下一章 上一章 目录 设置
45、夜谈昏梦 ...
-
“不走吗?”
钟闻淡淡的一句话,贺京芜上一秒还在为能留下来心潮澎湃,下一秒如坠冰窟。
“啊,我,等一下,”贺京芜搜刮着一些无意义的句子,终于发现无话可说,但又不甘心就这么转身走了。
“松鹤,不回去吗,再过两天不是有考试?”钟闻看人还没动静,怀疑他把正事忘掉。
之前就说过,家长也要到。
方仪只认自己这么一位家长,虽然跟贺京芜相处得还算和谐,但考官不能坐在家长席,钟闻当然会去。

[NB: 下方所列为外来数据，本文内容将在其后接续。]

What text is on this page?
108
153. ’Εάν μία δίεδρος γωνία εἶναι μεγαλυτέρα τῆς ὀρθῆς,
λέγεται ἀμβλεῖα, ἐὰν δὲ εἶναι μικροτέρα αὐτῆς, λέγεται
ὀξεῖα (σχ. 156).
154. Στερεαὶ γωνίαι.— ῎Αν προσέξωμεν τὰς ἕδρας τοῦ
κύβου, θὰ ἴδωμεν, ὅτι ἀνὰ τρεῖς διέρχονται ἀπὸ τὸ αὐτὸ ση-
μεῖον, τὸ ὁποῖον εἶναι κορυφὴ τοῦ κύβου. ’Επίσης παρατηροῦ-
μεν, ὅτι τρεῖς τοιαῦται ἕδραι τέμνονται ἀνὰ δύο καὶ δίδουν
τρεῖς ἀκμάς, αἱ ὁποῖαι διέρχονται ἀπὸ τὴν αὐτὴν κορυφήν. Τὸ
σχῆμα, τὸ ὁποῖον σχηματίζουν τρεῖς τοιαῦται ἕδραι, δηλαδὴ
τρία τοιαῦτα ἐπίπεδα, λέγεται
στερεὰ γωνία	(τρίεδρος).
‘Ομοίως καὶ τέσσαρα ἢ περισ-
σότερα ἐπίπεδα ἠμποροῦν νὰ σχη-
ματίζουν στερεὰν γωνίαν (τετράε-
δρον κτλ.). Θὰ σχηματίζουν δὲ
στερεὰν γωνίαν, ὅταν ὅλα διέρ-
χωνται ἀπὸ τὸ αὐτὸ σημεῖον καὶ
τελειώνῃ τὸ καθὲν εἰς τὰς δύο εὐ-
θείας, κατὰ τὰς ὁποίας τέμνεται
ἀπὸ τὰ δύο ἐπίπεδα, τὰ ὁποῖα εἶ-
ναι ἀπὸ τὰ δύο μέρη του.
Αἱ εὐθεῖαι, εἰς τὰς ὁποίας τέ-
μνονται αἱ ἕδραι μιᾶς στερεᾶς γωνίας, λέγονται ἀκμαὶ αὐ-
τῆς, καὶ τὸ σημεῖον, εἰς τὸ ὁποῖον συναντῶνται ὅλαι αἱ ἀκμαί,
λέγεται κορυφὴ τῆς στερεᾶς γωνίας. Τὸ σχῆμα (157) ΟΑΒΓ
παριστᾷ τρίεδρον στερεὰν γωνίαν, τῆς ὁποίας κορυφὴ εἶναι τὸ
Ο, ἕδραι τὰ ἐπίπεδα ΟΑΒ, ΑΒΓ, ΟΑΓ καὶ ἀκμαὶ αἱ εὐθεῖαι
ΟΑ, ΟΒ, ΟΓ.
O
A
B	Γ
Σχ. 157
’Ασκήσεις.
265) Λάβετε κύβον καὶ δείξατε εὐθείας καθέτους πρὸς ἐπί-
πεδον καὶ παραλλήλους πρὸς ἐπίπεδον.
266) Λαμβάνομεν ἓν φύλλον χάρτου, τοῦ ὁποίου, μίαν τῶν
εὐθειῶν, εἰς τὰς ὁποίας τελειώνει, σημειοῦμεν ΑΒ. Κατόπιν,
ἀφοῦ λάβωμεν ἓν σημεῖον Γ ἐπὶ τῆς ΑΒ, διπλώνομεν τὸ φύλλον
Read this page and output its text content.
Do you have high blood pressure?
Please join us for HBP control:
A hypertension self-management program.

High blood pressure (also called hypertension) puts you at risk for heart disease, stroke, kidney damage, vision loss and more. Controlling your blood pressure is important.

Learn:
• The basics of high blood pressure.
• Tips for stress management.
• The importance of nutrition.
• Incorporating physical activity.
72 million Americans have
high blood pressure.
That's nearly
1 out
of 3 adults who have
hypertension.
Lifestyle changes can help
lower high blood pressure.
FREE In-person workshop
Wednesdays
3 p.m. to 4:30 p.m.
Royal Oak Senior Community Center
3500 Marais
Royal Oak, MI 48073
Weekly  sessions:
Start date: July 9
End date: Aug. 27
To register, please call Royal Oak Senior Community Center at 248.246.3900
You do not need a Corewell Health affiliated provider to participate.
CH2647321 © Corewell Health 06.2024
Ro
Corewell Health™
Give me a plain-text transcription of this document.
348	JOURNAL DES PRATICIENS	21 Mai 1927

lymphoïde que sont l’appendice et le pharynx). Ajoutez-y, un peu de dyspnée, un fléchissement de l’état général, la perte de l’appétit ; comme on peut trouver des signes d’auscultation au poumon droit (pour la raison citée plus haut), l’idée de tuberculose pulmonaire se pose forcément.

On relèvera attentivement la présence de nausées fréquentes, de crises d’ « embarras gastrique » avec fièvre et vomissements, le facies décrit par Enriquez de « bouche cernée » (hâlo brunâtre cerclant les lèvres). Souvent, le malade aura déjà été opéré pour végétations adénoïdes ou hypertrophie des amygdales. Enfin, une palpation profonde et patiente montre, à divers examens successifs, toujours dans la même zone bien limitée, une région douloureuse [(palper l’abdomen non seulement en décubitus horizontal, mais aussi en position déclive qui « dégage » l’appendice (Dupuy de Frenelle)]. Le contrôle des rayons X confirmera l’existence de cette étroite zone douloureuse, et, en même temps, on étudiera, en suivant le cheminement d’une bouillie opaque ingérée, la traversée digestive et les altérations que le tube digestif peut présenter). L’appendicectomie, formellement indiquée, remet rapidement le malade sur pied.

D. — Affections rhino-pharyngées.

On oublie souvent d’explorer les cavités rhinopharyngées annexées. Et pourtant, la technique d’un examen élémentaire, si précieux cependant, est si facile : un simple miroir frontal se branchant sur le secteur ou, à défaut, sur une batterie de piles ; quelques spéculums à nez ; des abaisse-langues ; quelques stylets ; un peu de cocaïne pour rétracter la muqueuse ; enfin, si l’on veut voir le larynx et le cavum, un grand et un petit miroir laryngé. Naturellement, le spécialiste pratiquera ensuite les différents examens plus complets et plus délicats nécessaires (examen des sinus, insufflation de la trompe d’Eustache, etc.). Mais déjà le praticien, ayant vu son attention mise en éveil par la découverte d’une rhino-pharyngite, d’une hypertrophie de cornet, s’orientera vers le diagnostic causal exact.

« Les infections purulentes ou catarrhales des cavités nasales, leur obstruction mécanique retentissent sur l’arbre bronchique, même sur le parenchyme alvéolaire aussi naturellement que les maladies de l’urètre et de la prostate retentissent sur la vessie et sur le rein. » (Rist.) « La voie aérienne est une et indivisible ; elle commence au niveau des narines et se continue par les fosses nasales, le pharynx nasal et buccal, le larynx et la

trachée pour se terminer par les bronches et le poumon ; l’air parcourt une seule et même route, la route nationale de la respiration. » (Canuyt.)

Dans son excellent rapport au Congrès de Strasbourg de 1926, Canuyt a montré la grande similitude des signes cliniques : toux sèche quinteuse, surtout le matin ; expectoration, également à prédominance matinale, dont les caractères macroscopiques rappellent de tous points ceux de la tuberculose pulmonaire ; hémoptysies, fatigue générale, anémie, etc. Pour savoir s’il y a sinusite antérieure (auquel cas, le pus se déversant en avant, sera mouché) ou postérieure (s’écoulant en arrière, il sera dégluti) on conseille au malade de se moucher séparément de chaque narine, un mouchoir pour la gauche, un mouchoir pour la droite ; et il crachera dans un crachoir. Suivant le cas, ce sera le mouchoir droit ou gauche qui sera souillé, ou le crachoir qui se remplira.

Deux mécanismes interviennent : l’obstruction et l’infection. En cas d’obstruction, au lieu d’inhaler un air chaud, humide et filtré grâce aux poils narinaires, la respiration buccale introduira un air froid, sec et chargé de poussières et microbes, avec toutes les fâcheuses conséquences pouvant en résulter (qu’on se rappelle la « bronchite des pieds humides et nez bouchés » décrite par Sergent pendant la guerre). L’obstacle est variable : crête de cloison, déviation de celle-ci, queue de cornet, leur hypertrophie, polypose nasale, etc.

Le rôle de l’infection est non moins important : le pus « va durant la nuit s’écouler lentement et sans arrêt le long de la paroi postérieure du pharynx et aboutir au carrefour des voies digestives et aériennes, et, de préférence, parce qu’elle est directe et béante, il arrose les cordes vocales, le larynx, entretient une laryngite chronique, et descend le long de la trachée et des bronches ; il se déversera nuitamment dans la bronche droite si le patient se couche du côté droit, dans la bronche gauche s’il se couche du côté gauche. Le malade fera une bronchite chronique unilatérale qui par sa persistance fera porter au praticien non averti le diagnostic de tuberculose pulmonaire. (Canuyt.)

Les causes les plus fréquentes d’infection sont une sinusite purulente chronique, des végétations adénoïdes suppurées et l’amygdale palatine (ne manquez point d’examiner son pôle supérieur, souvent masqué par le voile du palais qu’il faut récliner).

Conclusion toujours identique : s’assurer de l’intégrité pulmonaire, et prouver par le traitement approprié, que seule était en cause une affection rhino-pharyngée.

“你不会忘了给我留位置?”所以现在不接话,是因为心虚?
“没忘没忘。”
贺京芜内心难以言喻的复杂,酸溜溜地想他对方仪这个死孩子还真是关心,又庆幸还好没有被扫地出门,一时间竟然不知道该回什么。大脑宕机了几秒。
等钟闻好整以暇站起身来,抖落身上几片碎花落叶,发现人还傻愣在原地。
“你不是来接我过去的?”
他隐约察觉几分不对,还没细想,思路就被打断。
“当然是,你有没有什么要收拾的,”贺京芜如梦初醒,赶紧接道“不收拾也行,什么都有,随时能用。”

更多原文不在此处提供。